Inclusion of oil and gas in GST – long way to go

Replying to the debate in the parliament on July 20, 2018 on the no-confidence motion against his government, prime minister, N Modi gave a comprehensive account of the various schemes, reform measures and achievements during the last 4 years of its stint. A prominent reform measure listed by Modi was the Goods and Services Tax [GST] launched on July 1, 2017.

Dwelling on the contentious issue of 5 hydrocarbon products natural gas, crude oil, petrol, diesel and aviation turbine fuel [ATF], he opined that under the UPA – version of the constitution amendment bill [2010],  these products were excluded. If, that bill were to be enacted into a law then there would have been no possibility to include them at any point of time in the future. On the other hand, in the law enacted by the present government, [2016], these have been included.

Under the erstwhile dispensation [excise duty, VAT, service tax and over a dozen other local taxes], the economy was not only burdened with high rates but also their cascading effect [tax-on-tax]. For instance, nearly 50% of the retail price of petrol and diesel is accounted for by taxes alone. With their inclusion in GST, one would have expected a substantial dilution of the tax component thereby leading to corresponding reduction in the price.

But, that has not happened thus far. The reason is for now, these products are ‘zero’ rated. Shorn of jargon, what it means is that their taxation continues to be governed by the erstwhile dispensation. In other words, it is business as usual even as industries bear the brunt of all the ills germane to that regime which this path breaking reform [read: GST] was intended get rid off.

So, what has changed? On what basis, team Modi claims that it has brought about a substantial improvement in the way these products are to be treated?

The difference is that unlike the UPA – version of the law which would have continued with levy of ED/VAT/service tax [besides local taxes] ad infinitum, henceforth these levies will be replaced by GST. But, when will this happen? This decision vests with the GST Council – the body created vide the amendment act – which will determine the date of transition to rating under GST and the category under which each of these products will be put for levy of tax.

Prima facie, this may appear to be a better scenario compared to absolutely no hope offered by the UPA – regime but from all available indications, there is a long road ahead.

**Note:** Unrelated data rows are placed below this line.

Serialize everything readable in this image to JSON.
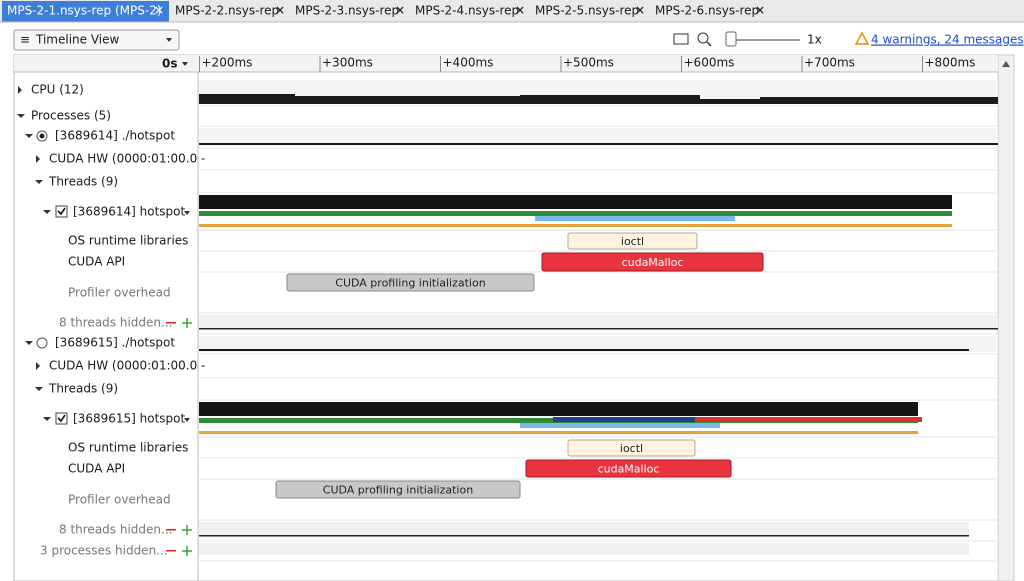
{
  "tabs": [
    "MPS-2-1.nsys-rep (MPS-2)",
    "MPS-2-2.nsys-rep",
    "MPS-2-3.nsys-rep",
    "MPS-2-4.nsys-rep",
    "MPS-2-5.nsys-rep",
    "MPS-2-6.nsys-rep"
  ],
  "toolbar": {
    "view": "Timeline View",
    "zoom": "1x",
    "warnings": "4 warnings, 24 messages"
  },
  "ruler": {
    "origin": "0s",
    "ticks": [
      "+200ms",
      "+300ms",
      "+400ms",
      "+500ms",
      "+600ms",
      "+700ms",
      "+800ms"
    ]
  },
  "tree": {
    "cpu": "CPU (12)",
    "processes": "Processes (5)",
    "process_a": {
      "name": "[3689614] ./hotspot",
      "cuda_hw": "CUDA HW (0000:01:00.0 -",
      "threads": "Threads (9)",
      "thread": "[3689614] hotspot",
      "os": "OS runtime libraries",
      "cuda_api": "CUDA API",
      "overhead": "Profiler overhead",
      "hidden": "8 threads hidden..."
    },
    "process_b": {
      "name": "[3689615] ./hotspot",
      "cuda_hw": "CUDA HW (0000:01:00.0 -",
      "threads": "Threads (9)",
      "thread": "[3689615] hotspot",
      "os": "OS runtime libraries",
      "cuda_api": "CUDA API",
      "overhead": "Profiler overhead",
      "hidden": "8 threads hidden..."
    },
    "hidden_processes": "3 processes hidden..."
  },
  "events": {
    "a_ioctl": "ioctl",
    "a_malloc": "cudaMalloc",
    "a_init": "CUDA profiling initialization",
    "b_ioctl": "ioctl",
    "b_malloc": "cudaMalloc",
    "b_init": "CUDA profiling initialization"
  }
}
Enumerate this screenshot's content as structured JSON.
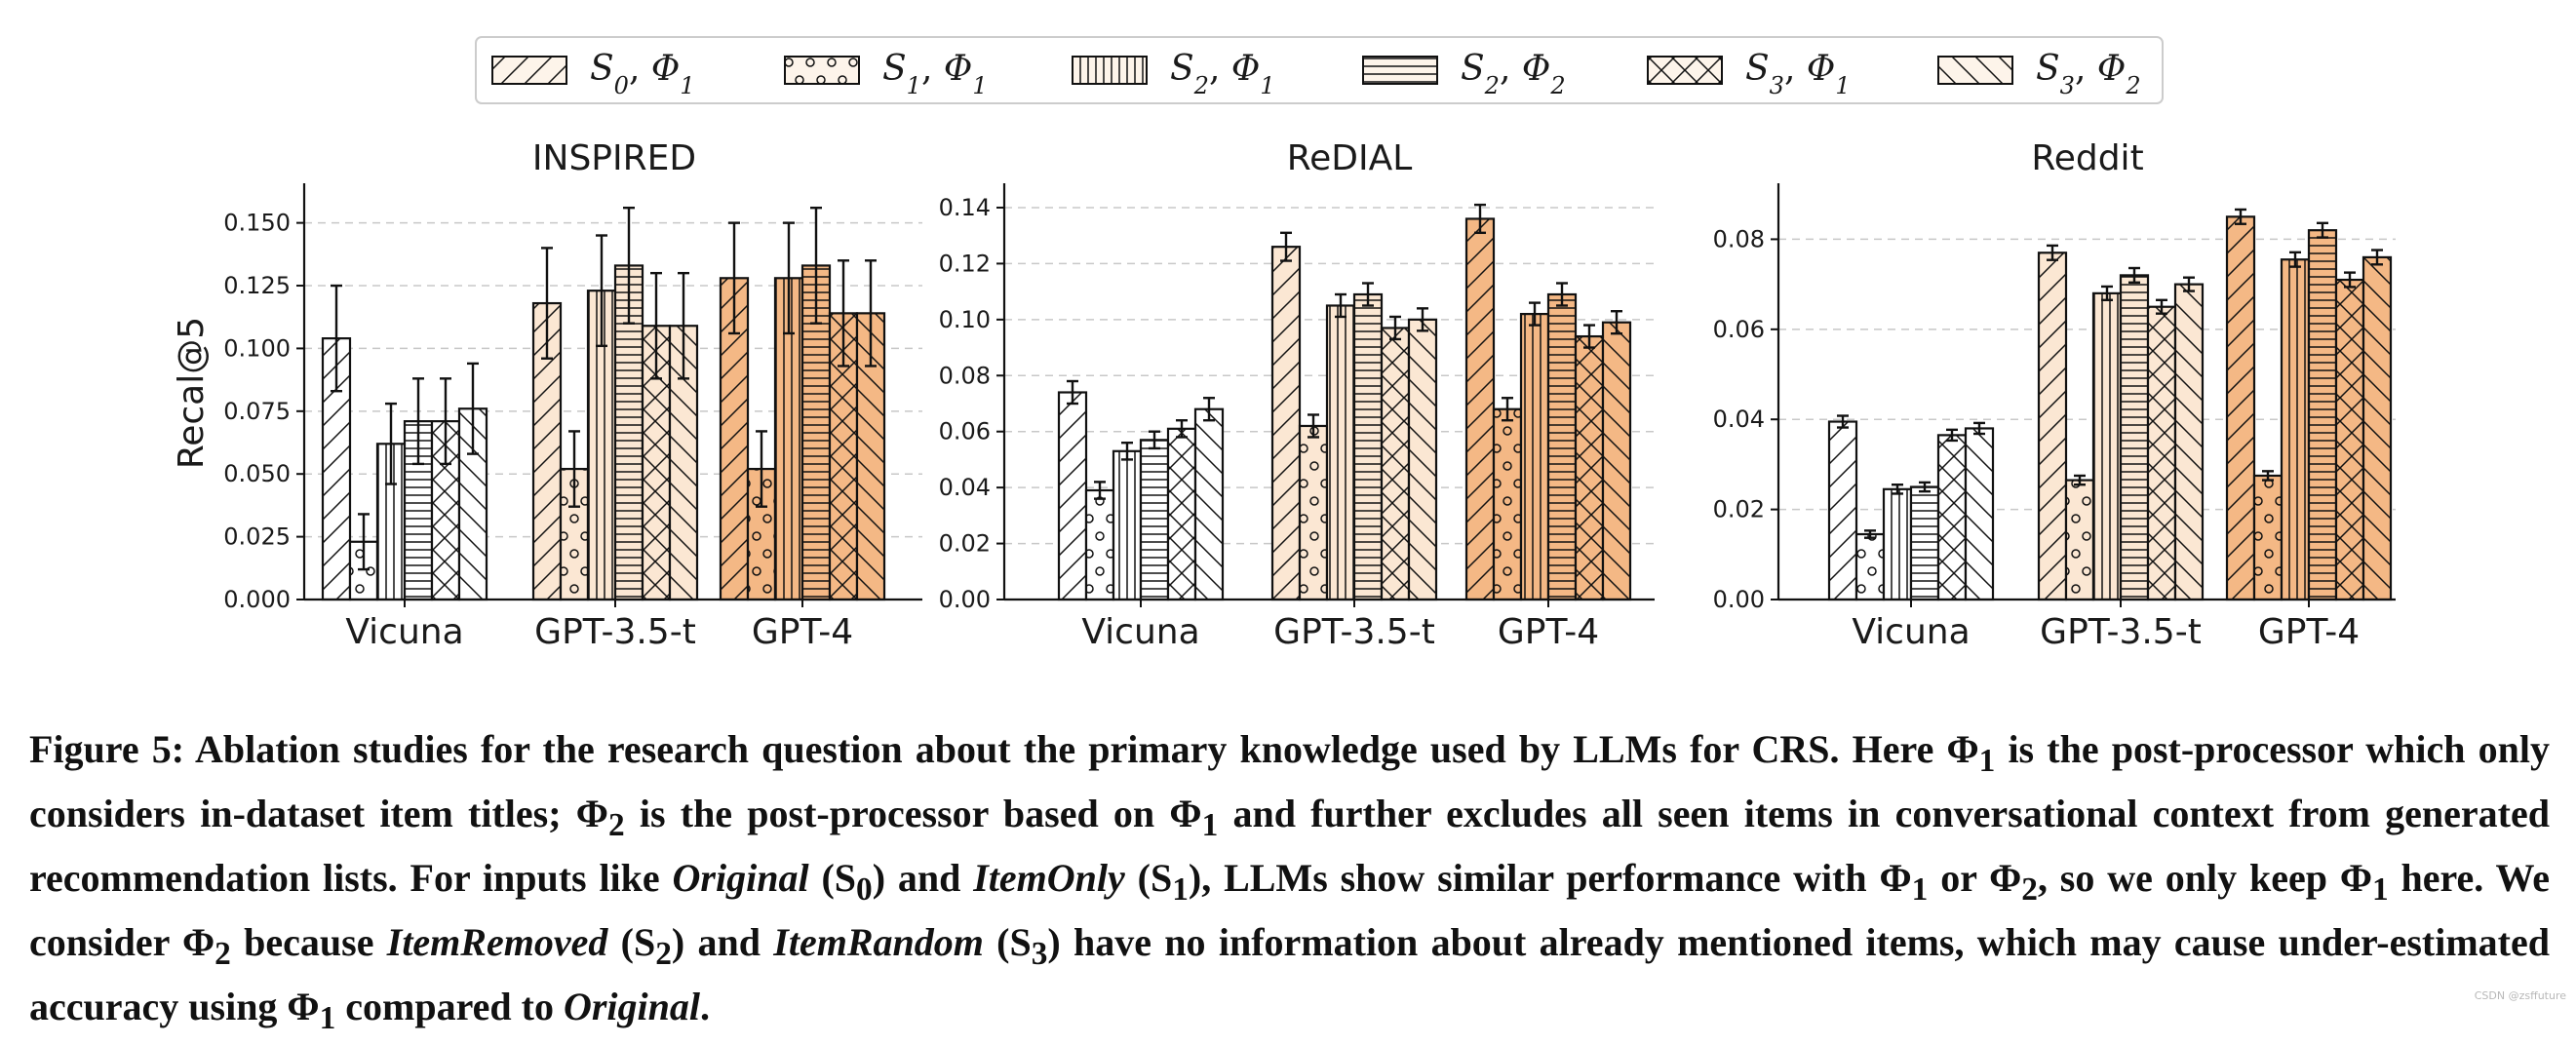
{
  "chart_data": {
    "type": "bar",
    "legend": {
      "placement": "top-center",
      "entries": [
        {
          "label": "S0, Φ1",
          "hatch": "diag"
        },
        {
          "label": "S1, Φ1",
          "hatch": "circles"
        },
        {
          "label": "S2, Φ1",
          "hatch": "vlines"
        },
        {
          "label": "S2, Φ2",
          "hatch": "hlines"
        },
        {
          "label": "S3, Φ1",
          "hatch": "cross"
        },
        {
          "label": "S3, Φ2",
          "hatch": "backdiag"
        }
      ]
    },
    "category_colors": [
      "#ffffff",
      "#fbe7d3",
      "#f4b885"
    ],
    "ylabel": "Recal@5",
    "panels": [
      {
        "title": "INSPIRED",
        "categories": [
          "Vicuna",
          "GPT-3.5-t",
          "GPT-4"
        ],
        "ylim": [
          0,
          0.165
        ],
        "yticks": [
          "0.000",
          "0.025",
          "0.050",
          "0.075",
          "0.100",
          "0.125",
          "0.150"
        ],
        "series": [
          {
            "name": "S0, Φ1",
            "values": [
              0.104,
              0.118,
              0.128
            ],
            "errors": [
              0.021,
              0.022,
              0.022
            ]
          },
          {
            "name": "S1, Φ1",
            "values": [
              0.023,
              0.052,
              0.052
            ],
            "errors": [
              0.011,
              0.015,
              0.015
            ]
          },
          {
            "name": "S2, Φ1",
            "values": [
              0.062,
              0.123,
              0.128
            ],
            "errors": [
              0.016,
              0.022,
              0.022
            ]
          },
          {
            "name": "S2, Φ2",
            "values": [
              0.071,
              0.133,
              0.133
            ],
            "errors": [
              0.017,
              0.023,
              0.023
            ]
          },
          {
            "name": "S3, Φ1",
            "values": [
              0.071,
              0.109,
              0.114
            ],
            "errors": [
              0.017,
              0.021,
              0.021
            ]
          },
          {
            "name": "S3, Φ2",
            "values": [
              0.076,
              0.109,
              0.114
            ],
            "errors": [
              0.018,
              0.021,
              0.021
            ]
          }
        ]
      },
      {
        "title": "ReDIAL",
        "categories": [
          "Vicuna",
          "GPT-3.5-t",
          "GPT-4"
        ],
        "ylim": [
          0,
          0.148
        ],
        "yticks": [
          "0.00",
          "0.02",
          "0.04",
          "0.06",
          "0.08",
          "0.10",
          "0.12",
          "0.14"
        ],
        "series": [
          {
            "name": "S0, Φ1",
            "values": [
              0.074,
              0.126,
              0.136
            ],
            "errors": [
              0.004,
              0.005,
              0.005
            ]
          },
          {
            "name": "S1, Φ1",
            "values": [
              0.039,
              0.062,
              0.068
            ],
            "errors": [
              0.003,
              0.004,
              0.004
            ]
          },
          {
            "name": "S2, Φ1",
            "values": [
              0.053,
              0.105,
              0.102
            ],
            "errors": [
              0.003,
              0.004,
              0.004
            ]
          },
          {
            "name": "S2, Φ2",
            "values": [
              0.057,
              0.109,
              0.109
            ],
            "errors": [
              0.003,
              0.004,
              0.004
            ]
          },
          {
            "name": "S3, Φ1",
            "values": [
              0.061,
              0.097,
              0.094
            ],
            "errors": [
              0.003,
              0.004,
              0.004
            ]
          },
          {
            "name": "S3, Φ2",
            "values": [
              0.068,
              0.1,
              0.099
            ],
            "errors": [
              0.004,
              0.004,
              0.004
            ]
          }
        ]
      },
      {
        "title": "Reddit",
        "categories": [
          "Vicuna",
          "GPT-3.5-t",
          "GPT-4"
        ],
        "ylim": [
          0,
          0.092
        ],
        "yticks": [
          "0.00",
          "0.02",
          "0.04",
          "0.06",
          "0.08"
        ],
        "series": [
          {
            "name": "S0, Φ1",
            "values": [
              0.0395,
              0.077,
              0.085
            ],
            "errors": [
              0.0013,
              0.0016,
              0.0016
            ]
          },
          {
            "name": "S1, Φ1",
            "values": [
              0.0145,
              0.0265,
              0.0275
            ],
            "errors": [
              0.0008,
              0.001,
              0.001
            ]
          },
          {
            "name": "S2, Φ1",
            "values": [
              0.0245,
              0.068,
              0.0755
            ],
            "errors": [
              0.001,
              0.0015,
              0.0016
            ]
          },
          {
            "name": "S2, Φ2",
            "values": [
              0.025,
              0.072,
              0.082
            ],
            "errors": [
              0.001,
              0.0016,
              0.0016
            ]
          },
          {
            "name": "S3, Φ1",
            "values": [
              0.0365,
              0.065,
              0.071
            ],
            "errors": [
              0.0012,
              0.0015,
              0.0016
            ]
          },
          {
            "name": "S3, Φ2",
            "values": [
              0.038,
              0.07,
              0.076
            ],
            "errors": [
              0.0012,
              0.0015,
              0.0016
            ]
          }
        ]
      }
    ]
  },
  "caption": {
    "p1": "Figure 5: Ablation studies for the research question about the primary knowledge used by LLMs for CRS. Here Φ",
    "s1": "1",
    "p2": " is the post-processor which only considers in-dataset item titles; Φ",
    "s2": "2",
    "p3": " is the post-processor based on Φ",
    "s3": "1",
    "p4": " and further excludes all seen items in conversational context from generated recommendation lists. For inputs like ",
    "e1": "Original",
    "p5": " (S",
    "s4": "0",
    "p6": ") and ",
    "e2": "ItemOnly",
    "p7": " (S",
    "s5": "1",
    "p8": "), LLMs show similar performance with Φ",
    "s6": "1",
    "p9": " or Φ",
    "s7": "2",
    "p10": ", so we only keep Φ",
    "s8": "1",
    "p11": " here. We consider Φ",
    "s9": "2",
    "p12": " because ",
    "e3": "ItemRemoved",
    "p13": " (S",
    "s10": "2",
    "p14": ") and ",
    "e4": "ItemRandom",
    "p15": " (S",
    "s11": "3",
    "p16": ") have no information about already mentioned items, which may cause under-estimated accuracy using Φ",
    "s12": "1",
    "p17": " compared to ",
    "e5": "Original",
    "p18": "."
  },
  "watermark": "CSDN @zsffuture"
}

Even before the launch of GST [July 1, 2017] union finance minister, Arun Jaitely who also happens to be the chairman of the Council had given a hint that inclusion of natural gas [NG] would be taken up for consideration in its 18th meeting to be held just before that. Since then, it has been more than an year and whether or not this would come up on the agenda remains within the realm of speculation [an expectation that this would be done in the meeting held on July 21, 2018 did not materialize].

The NG occupies a small space on the energy landscape of India [the revenue to states from sales tax/VAT on it was a pittance about ₹5,700 crore in 2015-16] which is dominated by petrol, diesel and ATF. If, there is so much of dilly dallying with regard to inclusion of the former, one can imagine the fate of latter wherein the revenue implications run into hundred of thousand crore [during 2016-17, the states garnered Rs 166,000 crore as VAT from these products].

The crux of the matter is that the states who are so much used to the mountain of revenue garnered from high VAT as also the bonanza from tax-on-tax [nearly one third of their revenue comes by way of VAT on excise duty] that they are simply not in a mood to let it go. This is despite full compensation promised to them for any loss of revenue vis-à-vis the 14% guaranteed growth over 2015-16 level.

Even the union government may be having a vested interest in continuing with status quo as its revenue from levies on petroleum products is huge. During 2015-16 to 2017-18, it collected Rs 650,000 crore, a major chunk coming from ED on petrol and diesel. During the current year, the collection [including road and infrastructure cess on petrol and diesel] is projected at Rs 258,000 crore.

In this backdrop and considering that all decisions in the Council are taken by consensus in the spirit of strengthening cooperative federalism, it is most unlikely that it will give the green signal for taxing these products under GST only. Even if they were to be brought under the highest tax slab of 28% [which is illogical and untenable as by any stretch of imagination, these cannot be treated as luxury/de-merit products], this itself would be a steep reduction from the current high level of 45%-50%. Hence, the resistance is inevitable.

In a bid to prevent erosion in the revenue, the Council may allow the states to retain power to levy some tariff/duty [under some other nomenclature, if not VAT] in addition to GST [this idea has already found place in deliberations on the subject]. If, it happens, this will not only militate against the basics of the new tax regime, but will also seriously undermine its efficacy.

The continuation of ED/VAT or their re-incarnation in some other form on petroleum products is out of sync with the underlying philosophy of GST. The former must go for the latter to be meaningful and effective. But, that seems unlikely in the next 5 years.

To conclude, the inclusion of oil and gas products in the constitution amendment act has not made any material difference to the situation on ground except that it has generated some hope besides giving brownie points to Team Modi in its on-going 20:20 match with the grand old party.